Sara is a journalist and researcher of the feminist decolonial analysis. She is an expert in gender, intersectionality and human rights, and also the author of the “Intersectional Analysis for Change” methodology, focused on reinforcing physical, economic and political autonomy, the emotional and social wellbeing, and life’s sustainability.
She developed her career in public organizations in Latin America as a gender expert, promoting educational processes and counseling in political strategies and analytical positioning.
She devoted over 13 years to the international cooperation sector, where she developed assessments, research, strategies and development programs in different settings, with excluded and impoverished population groups, with a gender and human rights approach.
Furthermore, she developed participative research, with a feminist decolonial analysis, with indigenous women and with an emphasis on sexual and reproductive rights, which was an essential tool for the political impact in justice and reparation processes.

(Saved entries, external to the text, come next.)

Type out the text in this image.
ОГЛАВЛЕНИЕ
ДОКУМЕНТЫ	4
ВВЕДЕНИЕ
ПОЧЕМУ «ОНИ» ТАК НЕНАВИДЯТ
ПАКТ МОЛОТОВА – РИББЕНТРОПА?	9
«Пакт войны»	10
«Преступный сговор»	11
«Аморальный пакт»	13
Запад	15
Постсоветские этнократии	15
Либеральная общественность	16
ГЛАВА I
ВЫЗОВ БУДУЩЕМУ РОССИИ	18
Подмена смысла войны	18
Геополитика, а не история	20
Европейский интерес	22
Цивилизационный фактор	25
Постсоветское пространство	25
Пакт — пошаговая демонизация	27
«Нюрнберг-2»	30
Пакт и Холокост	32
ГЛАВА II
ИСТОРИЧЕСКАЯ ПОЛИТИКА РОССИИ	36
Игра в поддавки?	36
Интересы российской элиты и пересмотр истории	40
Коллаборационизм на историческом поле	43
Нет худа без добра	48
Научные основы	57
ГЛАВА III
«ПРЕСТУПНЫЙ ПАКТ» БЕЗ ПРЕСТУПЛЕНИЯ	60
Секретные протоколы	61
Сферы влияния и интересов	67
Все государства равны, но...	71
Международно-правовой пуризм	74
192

She’s a copywriter and collaborator at El País-Planeta Futuro, copywriter at La Independent-News Agency with a Gender Perspective. She published several publications with a feminist perspective, being the most recent La verdad está en nuestros cuerpos. Secuelas de una opresión reproductiva, about sexual and reproductive rights.

Main milestones achieved:

  • Author of an intersectional analysis methodology applied to development programs and research processes about women’s human rights.
  • Counselor to several NGOs to drive the inclusion of the gender and human rights approach in their strategies of education for development and cooperation.
  • Developing and implementing communication strategies with a gender approach in International Conferences organized by the Interamerican Women’s Committee (OEA).
  • Developing and implementing communication strategies with a gender approach for the Asia Pacific Women and Economy Forum, addressed to women entrepreneurs from 21 countries in the Asia Pacific region.